By Jamie Oberdick
Engineered, autonomous machines combined with artificial intelligence have long been a staple of science fiction, and often in the role of villain like the Cylons in the Battlestar Galactica reboot, creatures composed of biological and engineered materials. But what if these autonomous soft machines were ... helpful?
This is the vision of a team of Penn State and U.S. Air Force researchers, outlined in a recent paper in Nature Communications. These researchers produced a soft, mechanical metamaterial that can “think” about how forces are applied to it and respond via programmed reactions.

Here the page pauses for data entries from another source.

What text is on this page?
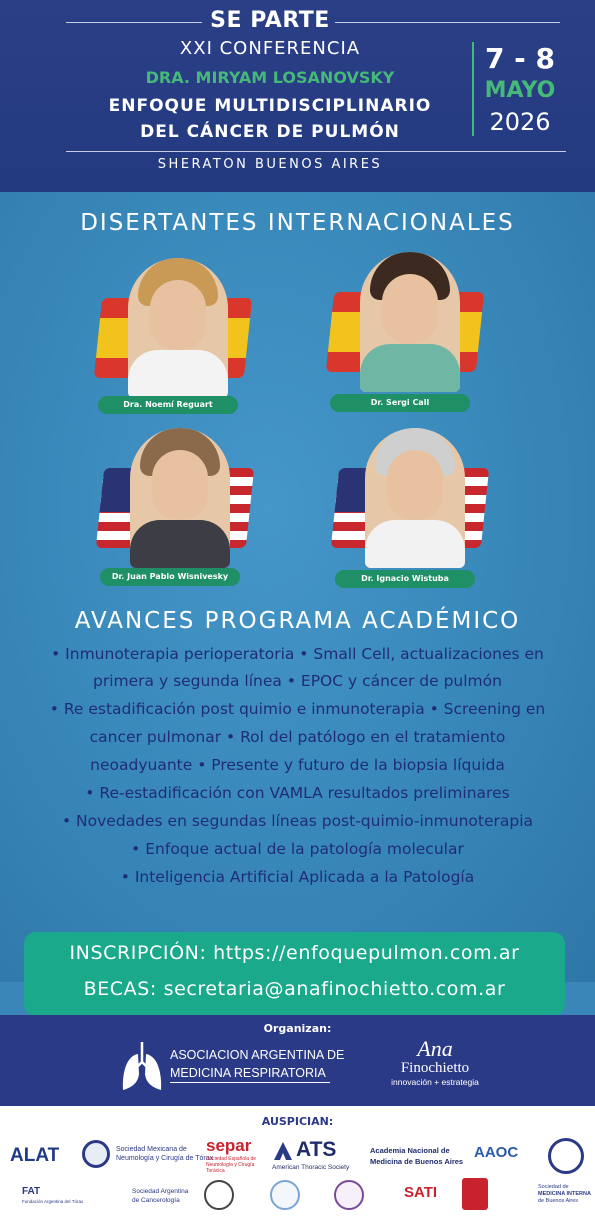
SE PARTE
XXI CONFERENCIA
DRA. MIRYAM LOSANOVSKY
ENFOQUE MULTIDISCIPLINARIO
DEL CÁNCER DE PULMÓN
SHERATON BUENOS AIRES
7 - 8
MAYO
2026
DISERTANTES INTERNACIONALES
Dra. Noemí Reguart	Dr. Sergi Call
Dr. Juan Pablo Wisnivesky	Dr. Ignacio Wistuba
AVANCES PROGRAMA ACADÉMICO
• Inmunoterapia perioperatoria • Small Cell, actualizaciones en
primera y segunda línea • EPOC y cáncer de pulmón
• Re estadificación post quimio e inmunoterapia • Screening en
cancer pulmonar • Rol del patólogo en el tratamiento
neoadyuante • Presente y futuro de la biopsia líquida
• Re-estadificación con VAMLA resultados preliminares
• Novedades en segundas líneas post-quimio-inmunoterapia
• Enfoque actual de la patología molecular
• Inteligencia Artificial Aplicada a la Patología
INSCRIPCIÓN: https://enfoquepulmon.com.ar
BECAS: secretaria@anafinochietto.com.ar
Organizan:
ASOCIACION ARGENTINA DE
MEDICINA RESPIRATORIA
Ana
Finochietto
innovación + estrategia
AUSPICIAN:
ALAT	Sociedad Mexicana de
Neumología y Cirugía de Tórax
separ
Sociedad Española de Neumología y Cirugía Torácica
ATS
American Thoracic Society
Academia Nacional de
Medicina de Buenos Aires
AAOC
FAT
Fundación Argentina del Tórax
Sociedad Argentina
de Cancerología	SATI	Sociedad de
MEDICINA INTERNA
de Buenos Aires
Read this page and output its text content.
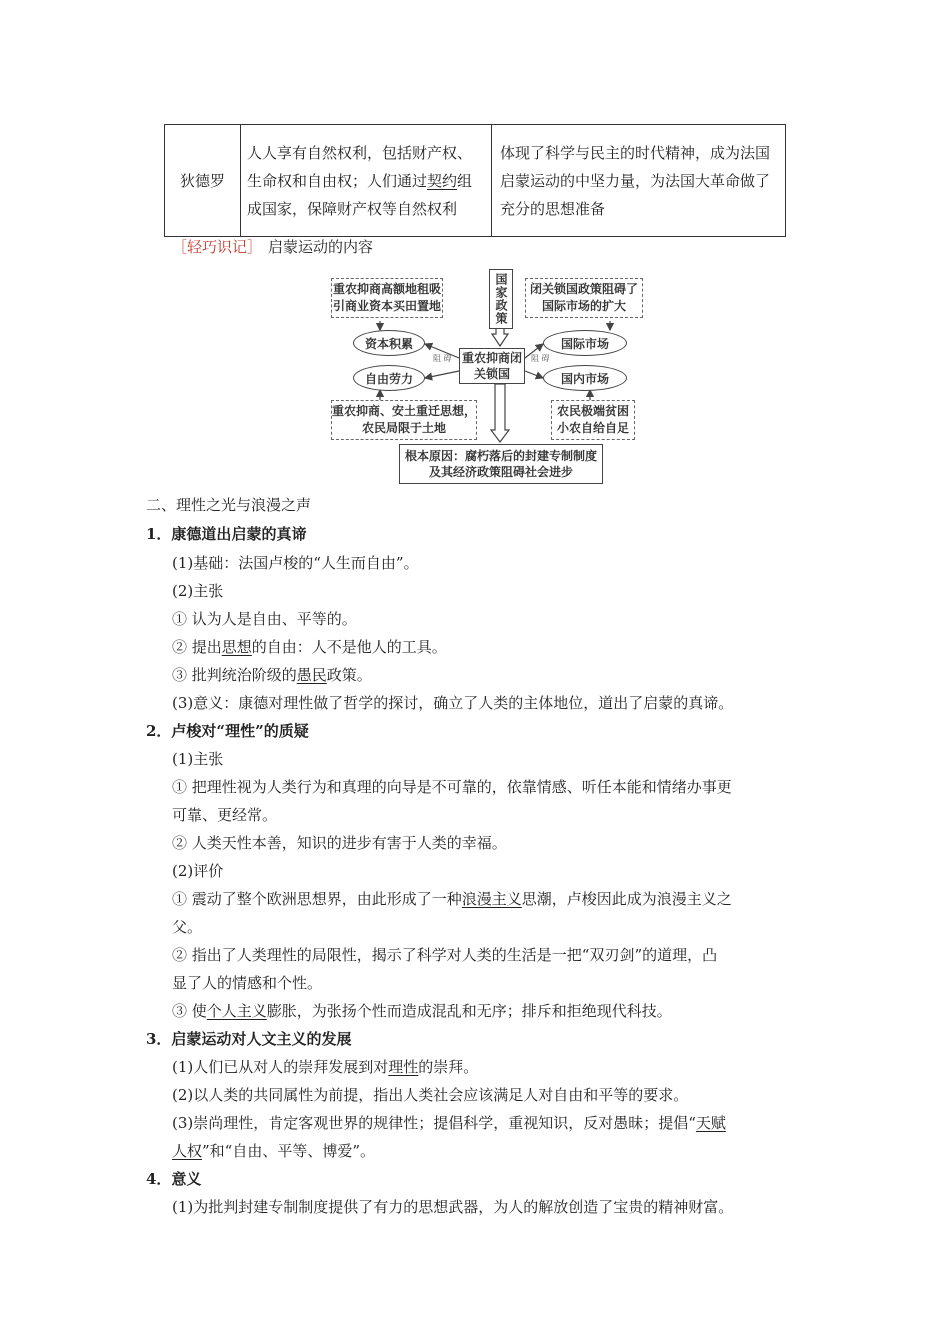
狄德罗
人人享有自然权利，包括财产权、生命权和自由权；人们通过契约组成国家，保障财产权等自然权利
体现了科学与民主的时代精神，成为法国启蒙运动的中坚力量，为法国大革命做了充分的思想准备
［轻巧识记］ 启蒙运动的内容
重农抑商高额地租吸引商业资本买田置地	国家政策	闭关锁国政策阻碍了国际市场的扩大
资本积累
自由劳力
阻 碍 重农抑商闭关锁国
阻 碍
国际市场
国内市场
重农抑商、安土重迁思想，农民局限于土地
农民极端贫困小农自给自足
根本原因：腐朽落后的封建专制制度及其经济政策阻碍社会进步
二、理性之光与浪漫之声
1．康德道出启蒙的真谛
(1)基础：法国卢梭的“人生而自由”。
(2)主张
① 认为人是自由、平等的。
② 提出思想的自由：人不是他人的工具。
③ 批判统治阶级的愚民政策。
(3)意义：康德对理性做了哲学的探讨，确立了人类的主体地位，道出了启蒙的真谛。
2．卢梭对“理性”的质疑
(1)主张
① 把理性视为人类行为和真理的向导是不可靠的，依靠情感、听任本能和情绪办事更
可靠、更经常。
② 人类天性本善，知识的进步有害于人类的幸福。
(2)评价
① 震动了整个欧洲思想界，由此形成了一种浪漫主义思潮，卢梭因此成为浪漫主义之
父。
② 指出了人类理性的局限性，揭示了科学对人类的生活是一把“双刃剑”的道理，凸
显了人的情感和个性。
③ 使个人主义膨胀，为张扬个性而造成混乱和无序；排斥和拒绝现代科技。
3．启蒙运动对人文主义的发展
(1)人们已从对人的崇拜发展到对理性的崇拜。
(2)以人类的共同属性为前提，指出人类社会应该满足人对自由和平等的要求。
(3)崇尚理性，肯定客观世界的规律性；提倡科学，重视知识，反对愚昧；提倡“天赋
人权”和“自由、平等、博爱”。
4．意义
(1)为批判封建专制制度提供了有力的思想武器，为人的解放创造了宝贵的精神财富。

This platform holds great potential for a variety of applications from medical treatments to improving the environment.
"We created soft, mechanical metamaterials with flexible, conductive polymer networks that can compute all digital logic computations,” said Ryan Harne, James F. Will Career Development Associate Professor, Penn State. "Our paper reports a way to create decision-making functionality in engineered materials in a way that could support future soft, autonomous engineered systems that are invested with the basic elements of lifeforms yet are programmed to perform helpful services for people. These could include helping maintain sustainable and robust infrastructure, monitoring of airborne and waterborne contaminants and pathogens, assisting with patient wound healing, and more.”
Human thought processes are based on logic, Harne notes, which is similar to Boolean logic from mathematics. This approach uses binary inputs to process binary control outputs — using only "on" and "off" sequences to represent all thought and cognition. The soft materials that the research team created think using the reconfiguration of the conductive polymer networks. Mechanical force, applied to the materials, connects, and reconnects the network.
Using a low voltage input into the materials, the research team created a way for the soft material to decide how to react according to the output voltage signal from the reconfigured conductive polymer network.
The type of logic that Harne and the team uses goes beyond pure mechanical logic, which is a way of using combinations of bistable switches — switches with two stable states — to represent the "0s" and "1s" of a binary number sequence. They found that when they used pure mechanical logic, the researchers ended up getting stuck because certain logical operations cannot be constructed.
“You hit a point where you can't actually process all of the eight logic gates,” Harne said. "You can process four of them, but you can't process the last four. We discovered the way to incorporate electrical signals along with mechanical signals, allowing us to process all of the logic gates used in modern digital computing.”
The key to realizing all the logic gates was in the combination of the electrical polymer network with the soft, deformable material. The researchers created the logic operations by simultaneously reconfiguring the soft material and the electrically conductive network.
This also ensures that the binary output is in the form of electricity, which is needed to drive an actuation mechanism that makes the material respond to the applied mechanical force. The combination of electrical and mechanical signals allows the machine to move to get out of the way or to push back in a certain direction.
Harne and the team want to go beyond a single material and design something more complex.
“I have a vision for how scientists and engineers can create engineered living systems that help society,” Harne said. “All you need to do is bring together all of the functions of life forms. And when you do that, you have at your disposal the building blocks of engineered life.”
While this all seems like science fiction, Harne believes it has tremendous potential.
“It is somewhat sci-fi, I do have to admit that, and I will say, I've had colleagues think I'm a little crazy,” Harne said. “But if we as engineers and scientists understand all of the things that make up life, why aren't we trying to make engineered living things that can help people?”
Along with Harne, other authors of the study include from Penn State Charles El Helou, doctoral student in mechanical engineering and from the U.S. Air Force Research Laboratory, Philip Buskohl and Christopher Tabor.
Harne’s National Science Foundation Early Career Development Award and the U.S. Air Force funded this research.